Pas mal, non ? Le style m’a rappelé Femmes d’Aujourd’hui dans les années soixante (je sais, avant même mes dix ans je lisais tout ce qui me tombait sous la main), magazine qui proposait de grosses nouvelles ou des « romans à suivre ». Pas de mots difficiles, pas de provocation politique/raciale/ou quoi que ce soit du genre (pas de genre donc : nous n’aurons sans doute pas droit en septième volume à une sœur trans). Ni style ni personnalité : 15 millions de lecteurs dit l’éditeur. Ni kitsch, ni énervant, juste terriblement vide.
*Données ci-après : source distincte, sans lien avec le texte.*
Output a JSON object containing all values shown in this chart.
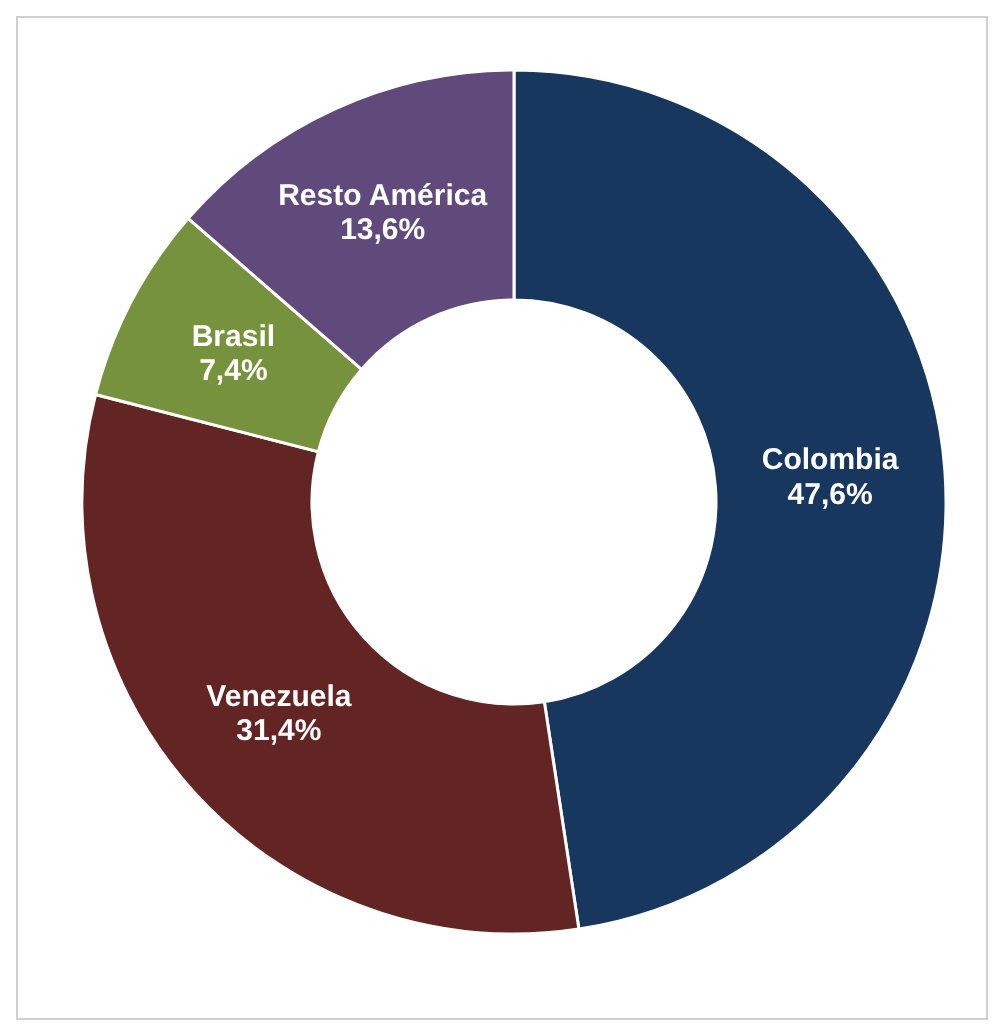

La Dernière allumette, Marie Vareille, éditions Charleston, mars 2024, 336 pages, 20,90 €
Enfin un vrai nanar ! Un nanar sympa, évoquant (non, utilisant) un grand problème du moment : la maltraitance familiale. Pourquoi sympa ? Parce que Marie Vareille n’aura jamais de prix de la rentrée littéraire, ou un Nobel, et ne donnera pas d’interviews sur les transfuges de classe ou sa haine de papa/maman. Parce qu’elle ne nous donne pas de grandes leçons, parce qu’elle ne toise ou ne méprise personne. Parce qu’elle ne règle aucun compte. Pourquoi nanar ? Parce que c’est écrit à la tondeuse à gazon, ça tourne, spirale, racle et fait du marche avant/marche arrière ; parce qu’on y trouve de tout, un vrai caddie de chez Noz un jour faste. On reconnaît dans la narration les petites fiches bien construites, la construction réfléchie (une grille peut-être ?), les surprises soigneusement amenées. A nous les clubs de lecture ! Les ateliers d’écriture ! Narration partagée entre petite fille (un « avant » en italiques – daté – et un « maintenant ») et psychiatre. Avec un twist, il faut toujours un twist. Les personnages amènent chacun son propre réservoir d’informations (les fiches, les fiches) ; et les blocs temporels s’approchent peu à peu de la résolution finale par un emboîtement précis. Bon, d’accord, aller de 91 à 95 c’est pas si compliqué, mais l’animatrice de l’atelier l’a bien dit : il faut rester simple. Et puis on met un deuxième twist. Qui ne porte PAS sur le même objet ! Trop fort ! Et on introduit (gentiment) un peu de fantastique urbain ou enfantin, ou… enfin bref, du gentil. Un colibri par exemple. Et une goutte de noirceur. Faudrait pas oublier le sujet. On mettra d’ailleurs en fin d’ouvrage un numéro à contacter en cas de besoin. Et des remerciements. Le style ? Va du très mauvais (les premières pages des cahiers de la petite fille au gros cui, qui se plantent totalement) au quelconque (la plupart du temps), en passant par le nunuche (l’amouuur) et le mal maîtrisé (les scènes plus rapides/la révélation finale). Pour conclure, si vous aimez les lithographies de petits poulbots vendues en bas de Montmartre, c’est un bon bouquin. Je l’ai lu à cause du bandeau « L’auteur au million de lecteurs », bien sûr.